If you have had anything to do with interface design, you probably have heard of Fitts's law (Particletree has a great visualization on it). In case you've missed it, the law, in essence, is about the ease of clicking on something. It can be distilled into two simple claims:
- If an element is close to the cursor and large in size, clicking on it is easy. Inversely, if an element is far away from the cursor and small in size, it's a hard target.
- Elements at the very edge of the cursor area have an infinite size in the direction of the side it is placed against.
Once you're done playing around with the examples above, you probably noticed that the button above is much easier to click with your cursor than the lower one. This applies equally for mice, trackpads, and those little red torturing devices on all ThinkPads.
Perhaps more importantly, and notably impossible for webpages to demonstrate, the second point can be seen in action when your maximized window has a scrollbar: You can simply flick your cursor all the way to the right and start scrolling. You don't have to concentrate on stopping the cursor in time, to avoid overshooting. The edge of the screen will stop the cursor, effectively making the scollbar infinitely wide to the right.
That's Fitts's law in action for you.
New Kids on the Block
Oh, how my sis loved them. But I'm not talking here about questionable taste of music. I'm talking first and foremost about the iPad. While all kinds of touchscreen devices have been around for a long time, in all shapes and sizes, the launch of iPad really got the hype for slate-thingies all over the media. This got me thinking...
These touchscreen devices break the law. They act like Fitts's law doesn't apply to them.
And it doesn't, with good reason. What has been one of the cornerstones of desktop design, the edges and corners of the screen totally lose their magical properties. While a pixel all the way to the bottom right corner of the screen is easy-peasy to click on with a mouse, it's nearly impossible to tap on it accurately with your finger. What previously has been the absolute sweetspot for mice, has become totally unusable with fingers.
Also, something interesting has happened to successive actions on the same place. If you have just clicked a button with your mouse, it's very easy and fast to click it again. But, with your finger, it's not as fast to re-tap something, since you always lift your finger and thus reset your aim each and every time.

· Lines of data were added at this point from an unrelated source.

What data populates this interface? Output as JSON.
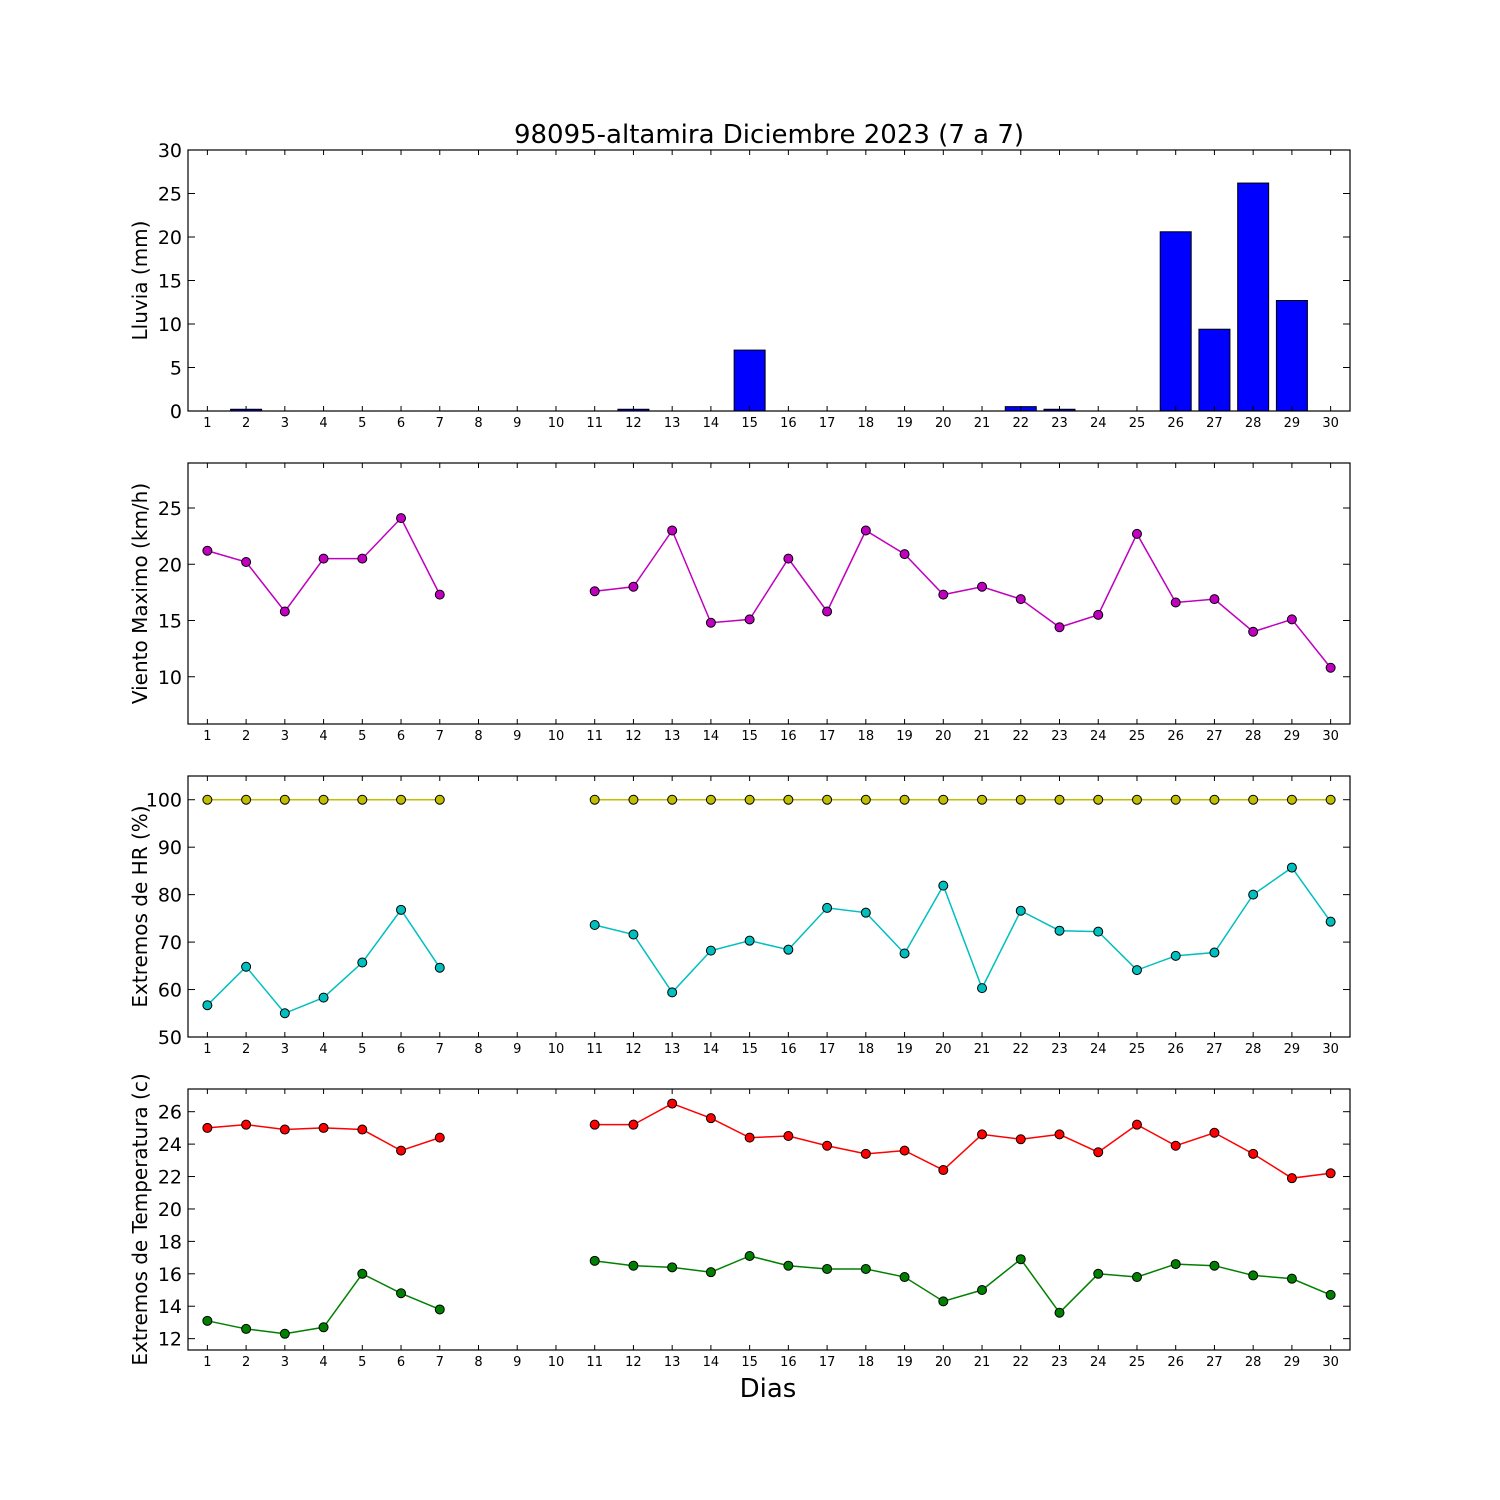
{
  "chart_data": [
    {
      "id": "lluvia",
      "type": "bar",
      "title": "98095-altamira Diciembre 2023  (7 a 7)",
      "ylabel": "Lluvia (mm)",
      "xlabel": "",
      "xlim": [
        0.5,
        30.5
      ],
      "ylim": [
        0,
        30
      ],
      "yticks": [
        0,
        5,
        10,
        15,
        20,
        25,
        30
      ],
      "xticks": [
        1,
        2,
        3,
        4,
        5,
        6,
        7,
        8,
        9,
        10,
        11,
        12,
        13,
        14,
        15,
        16,
        17,
        18,
        19,
        20,
        21,
        22,
        23,
        24,
        25,
        26,
        27,
        28,
        29,
        30
      ],
      "colors": {
        "bar": "#0000ff"
      },
      "series": [
        {
          "values": [
            0,
            0.2,
            0,
            0,
            0,
            0,
            0,
            null,
            null,
            null,
            0,
            0.2,
            0,
            0,
            7.0,
            0,
            0,
            0,
            0,
            0,
            0,
            0.5,
            0.2,
            0,
            0,
            20.6,
            9.4,
            26.2,
            12.7,
            0
          ]
        }
      ]
    },
    {
      "id": "viento",
      "type": "line",
      "title": "",
      "ylabel": "Viento Maximo (km/h)",
      "xlabel": "",
      "xlim": [
        0.5,
        30.5
      ],
      "ylim": [
        5.8,
        29.0
      ],
      "yticks": [
        10,
        15,
        20,
        25
      ],
      "xticks": [
        1,
        2,
        3,
        4,
        5,
        6,
        7,
        8,
        9,
        10,
        11,
        12,
        13,
        14,
        15,
        16,
        17,
        18,
        19,
        20,
        21,
        22,
        23,
        24,
        25,
        26,
        27,
        28,
        29,
        30
      ],
      "colors": {
        "line": "#bf00bf"
      },
      "series": [
        {
          "values": [
            21.2,
            20.2,
            15.8,
            20.5,
            20.5,
            24.1,
            17.3,
            null,
            null,
            null,
            17.6,
            18.0,
            23.0,
            14.8,
            15.1,
            20.5,
            15.8,
            23.0,
            20.9,
            17.3,
            18.0,
            16.9,
            14.4,
            15.5,
            22.7,
            16.6,
            16.9,
            14.0,
            15.1,
            10.8
          ]
        }
      ]
    },
    {
      "id": "hr",
      "type": "line",
      "title": "",
      "ylabel": "Extremos de HR (%)",
      "xlabel": "",
      "xlim": [
        0.5,
        30.5
      ],
      "ylim": [
        50,
        105
      ],
      "yticks": [
        50,
        60,
        70,
        80,
        90,
        100
      ],
      "xticks": [
        1,
        2,
        3,
        4,
        5,
        6,
        7,
        8,
        9,
        10,
        11,
        12,
        13,
        14,
        15,
        16,
        17,
        18,
        19,
        20,
        21,
        22,
        23,
        24,
        25,
        26,
        27,
        28,
        29,
        30
      ],
      "colors": {
        "max": "#bfbf00",
        "min": "#00bfbf"
      },
      "series": [
        {
          "values": [
            100,
            100,
            100,
            100,
            100,
            100,
            100,
            null,
            null,
            null,
            100,
            100,
            100,
            100,
            100,
            100,
            100,
            100,
            100,
            100,
            100,
            100,
            100,
            100,
            100,
            100,
            100,
            100,
            100,
            100
          ]
        },
        {
          "values": [
            56.7,
            64.8,
            55.0,
            58.3,
            65.7,
            76.8,
            64.6,
            null,
            null,
            null,
            73.6,
            71.6,
            59.4,
            68.2,
            70.3,
            68.4,
            77.2,
            76.2,
            67.6,
            81.9,
            60.3,
            76.6,
            72.4,
            72.2,
            64.1,
            67.1,
            67.8,
            80.0,
            85.7,
            74.3
          ]
        }
      ]
    },
    {
      "id": "temperatura",
      "type": "line",
      "title": "",
      "ylabel": "Extremos de Temperatura (c)",
      "xlabel": "Dias",
      "xlim": [
        0.5,
        30.5
      ],
      "ylim": [
        11.3,
        27.4
      ],
      "yticks": [
        12,
        14,
        16,
        18,
        20,
        22,
        24,
        26
      ],
      "xticks": [
        1,
        2,
        3,
        4,
        5,
        6,
        7,
        8,
        9,
        10,
        11,
        12,
        13,
        14,
        15,
        16,
        17,
        18,
        19,
        20,
        21,
        22,
        23,
        24,
        25,
        26,
        27,
        28,
        29,
        30
      ],
      "colors": {
        "max": "#ff0000",
        "min": "#008000"
      },
      "series": [
        {
          "values": [
            25.0,
            25.2,
            24.9,
            25.0,
            24.9,
            23.6,
            24.4,
            null,
            null,
            null,
            25.2,
            25.2,
            26.5,
            25.6,
            24.4,
            24.5,
            23.9,
            23.4,
            23.6,
            22.4,
            24.6,
            24.3,
            24.6,
            23.5,
            25.2,
            23.9,
            24.7,
            23.4,
            21.9,
            22.2
          ]
        },
        {
          "values": [
            13.1,
            12.6,
            12.3,
            12.7,
            16.0,
            14.8,
            13.8,
            null,
            null,
            null,
            16.8,
            16.5,
            16.4,
            16.1,
            17.1,
            16.5,
            16.3,
            16.3,
            15.8,
            14.3,
            15.0,
            16.9,
            13.6,
            16.0,
            15.8,
            16.6,
            16.5,
            15.9,
            15.7,
            14.7
          ]
        }
      ]
    }
  ]
}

On the other hand, if the button moves to a random location after each click, it's very easy to find and tap it with your finger, while it's laborous to aim and hit with your mouse.
This kind of hand-eye coordination is something that you have practiced since you were born. Nay. This is what primates have been practicing the last 85 million years! The last 40 years of mousing history is nothing compared.
That's what I'm going to call my alternative; Fat's law. This law is much easier to remember than Fitts's law. This should be reason enough for everyone be happier. Fat's law states:
Larger things are harder to miss.
There. That's it. Forget relative distance or mathematic formulae. The bigger it is, the easier it is to hit, period.
The reason why Apple thinks the iPad keyboard is so great, while it's simply an upscaled iPhone keyboard? Exactly for that reason - it's upscaled. Ever thought why those cellphones for the elderly have such big buttons and fonts?
I'm not saying Fitts's law is old, gone and to be forgotten. Not at all. It should be noted that the desktop as a platform is not dead, and continues to be not-dead for a good amount of years in the future.
I'm saying that since we will start having more and more touch devices, developers need to take this into consideration. And those of you thinking of directly porting an application from a mouse environment into a touch environment – please, don't bother.